I did and I sighed. “Lorena knew her killer and she wasn’t afraid of him or her.”
“Enough to trust that person to enter her home,” Maddox agreed. “I found a single fingerprint on the doorframe but no hits when I ran it. This is my theory. Lorena knew her killer. He or she came to her house. Lorena let that person in, agreeing to talk. She had no reason at that stage to fear for her life. They go to the kitchen to get coffee or something and an argument gets heated. The suspect grabs the knife as the nearest weapon and stabs her, then flees.”
“Maybe she opened the door, saw the killer and couldn’t get the door shut. She could have run into the kitchen. There’s another exit there,” I suggested.

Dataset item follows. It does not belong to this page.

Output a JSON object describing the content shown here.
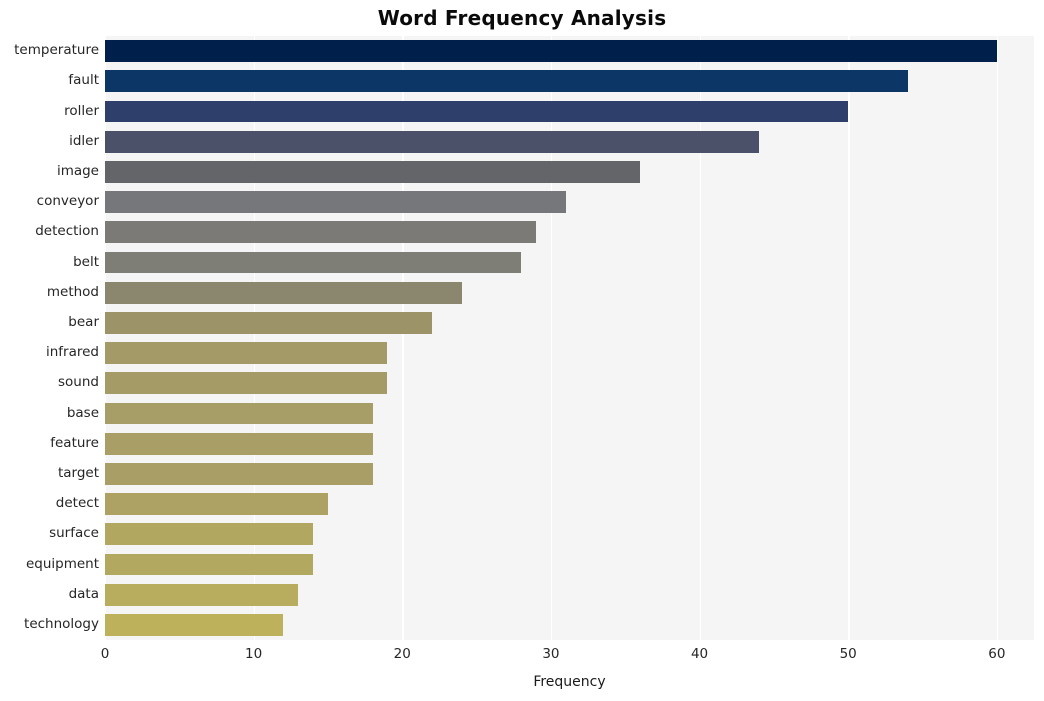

“Maybe. I thought of that, but a few things bother me about that scenario. First of all, her neighbors and friends say she’s security conscious, and she’s a woman alone in the house. She always keeps her doors locked. There’s a peephole. She looks through the peephole and sees someone she doesn’t trust, she doesn’t open the door, right?”
“Right,” I agreed. “She thought someone had been in her house recently so she was careful. Really careful.”
“So, I check the front door frame and the lock, and there’s no sign of it being forced. No scuffmarks on the door jamb to suggest someone prevented it closing, say with a foot. Lorena was confident and trusting enough to open the door, though maybe she was too confident. Plus, there’s no sign of struggle, not on her person or in the house.”
“Could it have been a service person? A delivery?”
“I checked into that too. There were no deliveries scheduled for her house that day and no services due. That doesn’t mean there wasn’t someone posing as a delivery person, or maybe she couldn't see the person clearly, so that’s still a question mark. This leads me back to the most obvious scenario…”
“Lorena knew her killer and allowed him or her into her home.” I paused, remembering something Maddox said. “What about the mark on her forehead?”
“You got it. Now I just have to work out who that person is. As for that mark, it’s got me stumped. It’s small and looks like two triangles. I have photos, but it’s not clear. So far, that mark is my top lead, which gives me very little to work from. Your turn. Tell me what you know about Lorena.”
“Not much more than I told you already. She was worried about something and wanted to talk to me and that’s why I was at her house that morning.”
“Were you close enough as friends for her to confide in you about personal things?”
“No,” I decided. We never talked about anything in depth. We stuck to the usual mundane topics with an added dash of running, something Lorena was good at and I wanted to improve. “No. We were only just getting to know each other and really only talked about running and mundane conversations. ‘How are you?’, running, her daughter, that sort of thing.”
“Do you think she approached you because of your professional capacity?”
“It looks that way. She knew I’m a PI and she approached me after Jim Schwarz and Karen Doyle died. She knew both of them.”